Quinipet opens for overnight campers on June 25 for eight weeks, and the day camp opens on June 26 for nine weeks. Ms. Brooke said a record number of children will be attending this summer. Even though it’s under the aegis of the Methodist faith, the camp is open to all, Ms. Brooke said.

“Children attend from New York City, and all across Long Island, and we also have campers and staff members from around the world,” she added. “We’re strongly committed to serving children from under-resourced communities, providing transportation from select churches in New York City and we’re expanding a day-camp initiative in partnership with United Methodist churches.”

Ms. Brooke said Quinipet works with the Shinnecock Nation and Shelter Island School to make camp possible for children who could not attend otherwise. “We want to especially thank School Nurse Mary Kanarvogel for working with us so that local children can come to camp, and to the Lions Club for their support,” she said.

The AmeriCorps team has become enchanted by Quinipet, and its stunning location on a high hill above the bay. According to Ralph G. Duvall’s “History of Shelter Island,” it had been the landing for the North Ferry in 1800. The 27-acre property was owned for many years in the 19th century by Morancey P. Jennings, and the area was known as Jennings Point, with the point still having that designation.

In the early 1880s, John N. Sterans, a New York City silk manufacturer, bought the property and built a fine house on the grounds, as well as several cabins for friends and family. Five enormous boulders define the top of the hill, and provided the name that Mr. Stearns gave to his estate, Quinipet, from Greek and Latin words meaning five rocks. According to Duvall’s history, in 1922 two camps were established, Quinipet for boys, and Dr. Pettit’s Camp for Girls.

In 1947, the property was bought by the New York East Conference of the Methodist Church, which still owns and operates the camp.

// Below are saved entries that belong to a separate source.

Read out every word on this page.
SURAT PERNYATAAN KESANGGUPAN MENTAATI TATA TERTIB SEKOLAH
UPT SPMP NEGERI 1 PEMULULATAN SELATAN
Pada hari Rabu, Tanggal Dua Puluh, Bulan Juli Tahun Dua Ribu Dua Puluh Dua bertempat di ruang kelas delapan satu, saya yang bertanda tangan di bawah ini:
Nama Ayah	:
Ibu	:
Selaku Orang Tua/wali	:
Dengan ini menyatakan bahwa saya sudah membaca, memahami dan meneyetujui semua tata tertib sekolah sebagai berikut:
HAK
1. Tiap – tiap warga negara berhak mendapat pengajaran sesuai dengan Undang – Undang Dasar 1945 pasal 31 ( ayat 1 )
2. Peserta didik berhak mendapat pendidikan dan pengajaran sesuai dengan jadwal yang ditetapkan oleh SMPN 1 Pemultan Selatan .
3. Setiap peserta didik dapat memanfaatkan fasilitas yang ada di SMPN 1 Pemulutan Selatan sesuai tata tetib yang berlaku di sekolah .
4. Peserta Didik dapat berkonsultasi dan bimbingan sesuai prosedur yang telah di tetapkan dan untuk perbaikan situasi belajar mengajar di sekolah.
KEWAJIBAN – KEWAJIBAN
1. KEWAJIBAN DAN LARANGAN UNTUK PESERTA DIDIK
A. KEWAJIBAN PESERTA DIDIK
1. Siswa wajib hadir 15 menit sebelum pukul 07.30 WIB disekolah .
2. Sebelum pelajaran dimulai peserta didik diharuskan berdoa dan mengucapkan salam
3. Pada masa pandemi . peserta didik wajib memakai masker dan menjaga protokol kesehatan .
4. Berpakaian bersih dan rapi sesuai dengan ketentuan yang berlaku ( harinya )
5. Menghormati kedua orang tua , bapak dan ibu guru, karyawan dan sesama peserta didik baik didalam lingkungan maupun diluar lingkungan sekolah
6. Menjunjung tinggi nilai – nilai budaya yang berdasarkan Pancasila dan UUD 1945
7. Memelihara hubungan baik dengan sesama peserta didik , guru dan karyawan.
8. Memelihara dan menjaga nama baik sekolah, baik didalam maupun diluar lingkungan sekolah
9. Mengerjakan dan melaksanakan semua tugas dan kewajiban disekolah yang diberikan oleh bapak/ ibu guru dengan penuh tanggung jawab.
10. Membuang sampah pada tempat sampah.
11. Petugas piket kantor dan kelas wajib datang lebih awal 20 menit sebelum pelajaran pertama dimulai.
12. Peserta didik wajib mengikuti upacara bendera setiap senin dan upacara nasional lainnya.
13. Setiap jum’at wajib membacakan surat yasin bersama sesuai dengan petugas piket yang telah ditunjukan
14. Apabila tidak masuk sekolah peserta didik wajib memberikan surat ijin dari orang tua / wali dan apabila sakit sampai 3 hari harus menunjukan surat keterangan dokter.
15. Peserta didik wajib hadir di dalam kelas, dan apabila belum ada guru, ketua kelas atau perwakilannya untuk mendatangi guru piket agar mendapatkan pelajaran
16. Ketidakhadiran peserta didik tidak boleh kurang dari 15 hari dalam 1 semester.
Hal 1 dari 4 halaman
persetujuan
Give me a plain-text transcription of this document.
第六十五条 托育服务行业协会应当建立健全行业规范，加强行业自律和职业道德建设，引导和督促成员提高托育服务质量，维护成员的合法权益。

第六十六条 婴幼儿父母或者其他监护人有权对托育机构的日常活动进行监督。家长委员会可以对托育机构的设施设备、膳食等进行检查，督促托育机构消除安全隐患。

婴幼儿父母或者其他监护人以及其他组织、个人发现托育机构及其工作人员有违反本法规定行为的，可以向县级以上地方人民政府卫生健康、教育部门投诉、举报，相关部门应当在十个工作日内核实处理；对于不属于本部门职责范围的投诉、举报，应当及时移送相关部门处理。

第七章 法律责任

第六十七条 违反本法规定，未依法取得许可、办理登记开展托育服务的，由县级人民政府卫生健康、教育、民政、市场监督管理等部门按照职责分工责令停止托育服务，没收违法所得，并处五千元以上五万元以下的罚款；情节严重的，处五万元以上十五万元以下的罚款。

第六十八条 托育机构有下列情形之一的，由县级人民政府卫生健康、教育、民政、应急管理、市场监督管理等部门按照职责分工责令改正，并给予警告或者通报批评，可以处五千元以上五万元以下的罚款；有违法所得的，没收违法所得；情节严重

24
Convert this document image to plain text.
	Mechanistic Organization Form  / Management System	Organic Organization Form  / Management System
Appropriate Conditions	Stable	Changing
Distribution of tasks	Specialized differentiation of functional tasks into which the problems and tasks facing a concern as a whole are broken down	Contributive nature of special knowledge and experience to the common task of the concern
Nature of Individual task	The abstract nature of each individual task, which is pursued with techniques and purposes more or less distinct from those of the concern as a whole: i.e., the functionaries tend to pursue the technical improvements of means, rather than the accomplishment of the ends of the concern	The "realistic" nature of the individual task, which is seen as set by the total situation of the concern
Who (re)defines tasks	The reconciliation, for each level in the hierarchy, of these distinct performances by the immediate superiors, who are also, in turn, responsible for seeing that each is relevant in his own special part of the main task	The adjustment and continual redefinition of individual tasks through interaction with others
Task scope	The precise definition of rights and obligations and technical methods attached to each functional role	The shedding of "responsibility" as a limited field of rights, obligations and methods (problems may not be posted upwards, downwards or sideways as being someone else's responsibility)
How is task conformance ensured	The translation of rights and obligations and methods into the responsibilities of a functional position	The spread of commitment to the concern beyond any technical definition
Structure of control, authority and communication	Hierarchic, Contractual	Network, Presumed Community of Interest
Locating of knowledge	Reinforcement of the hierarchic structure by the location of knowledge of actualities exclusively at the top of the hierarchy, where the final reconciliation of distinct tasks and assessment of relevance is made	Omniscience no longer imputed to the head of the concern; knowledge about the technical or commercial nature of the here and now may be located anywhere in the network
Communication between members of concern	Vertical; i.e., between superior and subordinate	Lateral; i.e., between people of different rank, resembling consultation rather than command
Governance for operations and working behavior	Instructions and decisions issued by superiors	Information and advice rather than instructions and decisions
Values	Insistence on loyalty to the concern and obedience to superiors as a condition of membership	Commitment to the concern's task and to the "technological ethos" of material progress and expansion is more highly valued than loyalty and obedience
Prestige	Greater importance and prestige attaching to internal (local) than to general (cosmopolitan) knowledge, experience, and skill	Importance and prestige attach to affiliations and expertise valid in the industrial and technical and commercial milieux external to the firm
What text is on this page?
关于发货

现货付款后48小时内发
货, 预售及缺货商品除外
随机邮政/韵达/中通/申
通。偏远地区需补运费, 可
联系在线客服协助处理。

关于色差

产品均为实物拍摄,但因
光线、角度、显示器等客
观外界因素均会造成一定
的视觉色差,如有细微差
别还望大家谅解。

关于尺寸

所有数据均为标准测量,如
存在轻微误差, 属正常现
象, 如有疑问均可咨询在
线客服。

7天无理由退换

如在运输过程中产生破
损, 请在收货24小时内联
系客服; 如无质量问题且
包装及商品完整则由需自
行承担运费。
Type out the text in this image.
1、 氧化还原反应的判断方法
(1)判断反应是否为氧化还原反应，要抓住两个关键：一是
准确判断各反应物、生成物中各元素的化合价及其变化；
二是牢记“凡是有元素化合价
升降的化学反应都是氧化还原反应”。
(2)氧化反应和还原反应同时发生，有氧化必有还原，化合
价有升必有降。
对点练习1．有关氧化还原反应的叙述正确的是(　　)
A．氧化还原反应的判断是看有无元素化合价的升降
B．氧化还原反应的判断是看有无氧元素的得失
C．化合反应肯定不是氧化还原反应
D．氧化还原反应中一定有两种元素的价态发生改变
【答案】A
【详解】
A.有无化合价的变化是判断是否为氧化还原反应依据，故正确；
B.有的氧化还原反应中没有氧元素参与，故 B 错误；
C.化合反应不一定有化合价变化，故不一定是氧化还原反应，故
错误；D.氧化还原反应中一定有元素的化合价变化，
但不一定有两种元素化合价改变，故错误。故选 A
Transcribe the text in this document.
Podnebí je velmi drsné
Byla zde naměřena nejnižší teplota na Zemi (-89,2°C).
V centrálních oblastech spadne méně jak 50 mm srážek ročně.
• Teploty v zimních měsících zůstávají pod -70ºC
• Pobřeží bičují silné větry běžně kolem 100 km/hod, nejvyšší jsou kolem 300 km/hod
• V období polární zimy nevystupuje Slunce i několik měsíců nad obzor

The AmeriCorps volunteers have ventured out and around Shelter Island, visiting with other leaders of nonprofits, including Mashomack, and have attended events at the library.

They wrap up their work at Quinipet on March 31, and then are off to their next project the following day. Boarding their 15-passenger-seat van, they head for Columbia Falls, Maine, near the Canadian border, to work to restore blueberry fields that have been overtaken as tourist attractions, Ms. Brown said.

“Can’t wait,” Ms. Shapiro said, adding they truly enjoyed their brief time on the Island.